Надя тотчас догнала Хомку, пошла с ним шаг в шаг. Немного погодя сказала:
– А я так напугалась… Еще и сейчас всю колотит…
– Чего ты напугалась? – посмотрел на Надю Хомка – она и правда не могла успокоиться, была бледная как полотно.
– Ну, когда Рыжий вас тряхнул, когда вы упали… Я думала, бить будет, ногами топтать. А тут еще Клавдия эта: «Дай, дай ему, Змитро». А он, этот Змитро, как есть не человек, а зверь. И лицо у него зверское, и сам…
Хомка втянул голову в плечи, ничего не ответил. Да и что было отвечать? Признаться, что и он испугался, и он думал о том же, о чем и Надя?
– Рыжий – это не самое страшное, – проговорил наконец Хомка.
– А что самое страшное?
– Самое страшное – война, – хмуро, как бы в раздумье ответил Хомка. – Будь она проклята, прячет с глаз хороших людей и выбрасывает на поверхность, на свет божий таких вот… И такие вот суд свой над людьми неправедный вершат, порядки свои наводят. И никто не заступится, негде защиты искать. Вот что самое страшное…

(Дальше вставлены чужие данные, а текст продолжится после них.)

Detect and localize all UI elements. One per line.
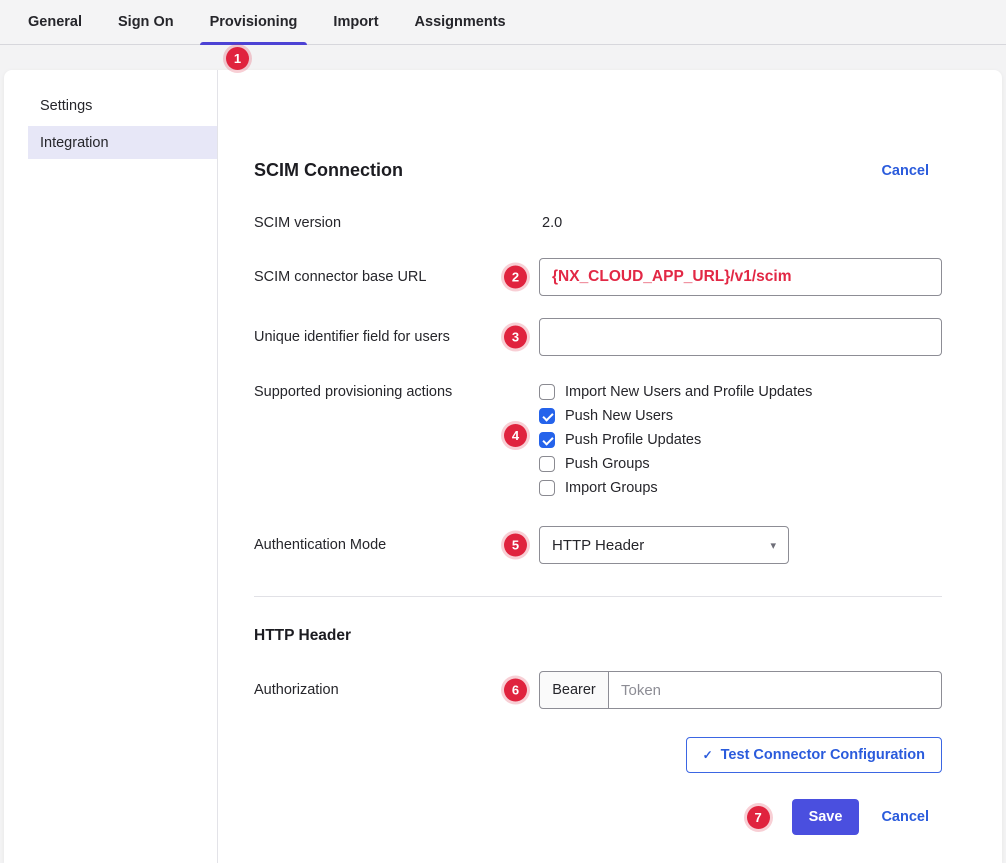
bearer-prefix: Bearer — [539, 671, 609, 709]
authorization-label: Authorization — [254, 682, 539, 698]
annotation-badge-7: 7 — [747, 806, 770, 829]
annotation-badge-1: 1 — [226, 47, 249, 70]
page-title: SCIM Connection — [254, 160, 403, 181]
checkbox-label: Import New Users and Profile Updates — [565, 384, 812, 400]
auth-mode-label: Authentication Mode — [254, 537, 539, 553]
sidebar-item-integration[interactable]: Integration — [28, 126, 217, 159]
tab-import[interactable]: Import — [315, 0, 396, 44]
annotation-badge-4: 4 — [504, 424, 527, 447]
http-header-section-title: HTTP Header — [254, 627, 942, 645]
check-icon: ✓ — [703, 748, 713, 762]
unique-id-input[interactable] — [539, 318, 942, 356]
annotation-badge-6: 6 — [504, 679, 527, 702]
base-url-row: SCIM connector base URL 2 — [254, 258, 942, 296]
sidebar-item-label: Integration — [40, 135, 109, 151]
checkbox-row-push-groups[interactable]: Push Groups — [539, 456, 942, 472]
settings-sidebar: Settings Integration — [4, 70, 218, 863]
base-url-label: SCIM connector base URL — [254, 269, 539, 285]
base-url-input[interactable] — [539, 258, 942, 296]
checkbox-icon[interactable] — [539, 480, 555, 496]
scim-version-value: 2.0 — [539, 215, 562, 231]
tab-sign-on[interactable]: Sign On — [100, 0, 192, 44]
annotation-badge-3: 3 — [504, 326, 527, 349]
section-divider — [254, 596, 942, 597]
unique-id-row: Unique identifier field for users 3 — [254, 318, 942, 356]
provisioning-actions-row: Supported provisioning actions 4 Import … — [254, 384, 942, 496]
annotation-badge-2: 2 — [504, 266, 527, 289]
selected-option-label: HTTP Header — [552, 537, 644, 554]
checkbox-icon[interactable] — [539, 432, 555, 448]
checkbox-row-push-profile-updates[interactable]: Push Profile Updates — [539, 432, 942, 448]
tab-general[interactable]: General — [10, 0, 100, 44]
tab-assignments[interactable]: Assignments — [397, 0, 524, 44]
checkbox-row-import-new-users[interactable]: Import New Users and Profile Updates — [539, 384, 942, 400]
form-header: SCIM Connection Cancel — [254, 160, 942, 181]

Вышли на луг, изрытый кротами, до черноты ископыченный лошадьми и коровами. Напрямик подались к Днепру, что широкой, неправильной формы подковой светлел, отливал серебром вдали.
Но до Днепра не дошли: откуда-то из-за леса неожиданно вынырнул самолет, за ним – второй, третий, четвертый. С оглушительным гулом и свистом самолеты пронеслись низко-низко над переправой, вернулись и давай кружить, как коршуны. Ухнуло где-то поодаль, и тут же все вокруг вздыбилось, огласилось взрывами, пулеметной пальбой.
Ноги не удержали Хомку, подкосились, и он, словно в изнеможении, осел на землю. Увидев вблизи себя Надю, которая все еще стояла и, как зачарованная, не сводила глаз с неба, с самолетов, крикнул истошно:
– Ложись, на землю ложись!
– Чего? – не поняла, а может, и не расслышала Надя.
– На землю, говорю, ложись!
И, не дожидаясь, пока Надя услышит, поймет, подполз к ней, схватил за ногу, потянул к себе. Надя как стояла, так и рухнула, распласталась на земле. И в самое время. Потому что в следующую секунду совсем, кажется, рядом вырос черный куст взрыва. Громыхнуло, а потом и тряхнуло так, что Хомка впился руками в траву, словно в гриву норовистого коня, который силится сбросить с себя седока.
– Боже, прости мои прегрешения! – простонал, торопливо осеняя себя крестом.
Что-то пролетело над головой, громко шмякнулось неподалеку.
– А-а-а! – взмыл в тот же миг отчаянный вопль Нади.
Хомку так и подбросило, вскочил, спрашивает:
– Что с тобой?
Надя была жива. Ее даже не ранило. Лежала с перекошенным от страха лицом и в ужасе смотрела на то, что секунду назад упало, шлепнулось рядом с нею.
Это была нога… Окровавленная человеческая нога…
У Хомки отнялся язык; несколько секунд он стоял и все смотрел, смотрел на окровавленную человеческую ногу, не в силах ни слова сказать, ни отвести глаз.
Ухнуло, тряхнуло землю снова, уже подальше, – не в том ли леске, где оставили коров?
– Дядька, дядя-а! – безумно кричала, не могла ничего с собою поделать Надя. – Бежим!.. Бежим отсюда!
– Куда, куда бежать? – уже овладев голосом, спросил Хомка.
– Куда-нибудь. Только подальше отсюда…
– А коровы?.. Как быть с коровами? – отвел наконец глаза от упавшей неизвестно откуда ноги, взглянул на Надю Хомка.
– С коровами?.. Да подохни они, коровы… Погибнуть из-за них м-м-можем…
Спорить с Надей, что-то доказывать Хомка не стал. Не до того было – самолеты могли с минуты на минуту вернуться и снова начать бомбить. Надо было, пока не поздно, бежать, спасаться. И Хомка, еще раз покосившись на оторванную, в старом, стоптанном ботинке человеческую ногу, чуть ли не бегом бросился прочь от переправы, туда, где, окутанный дымкой, синел вдали, тянул к себе спасительный лес.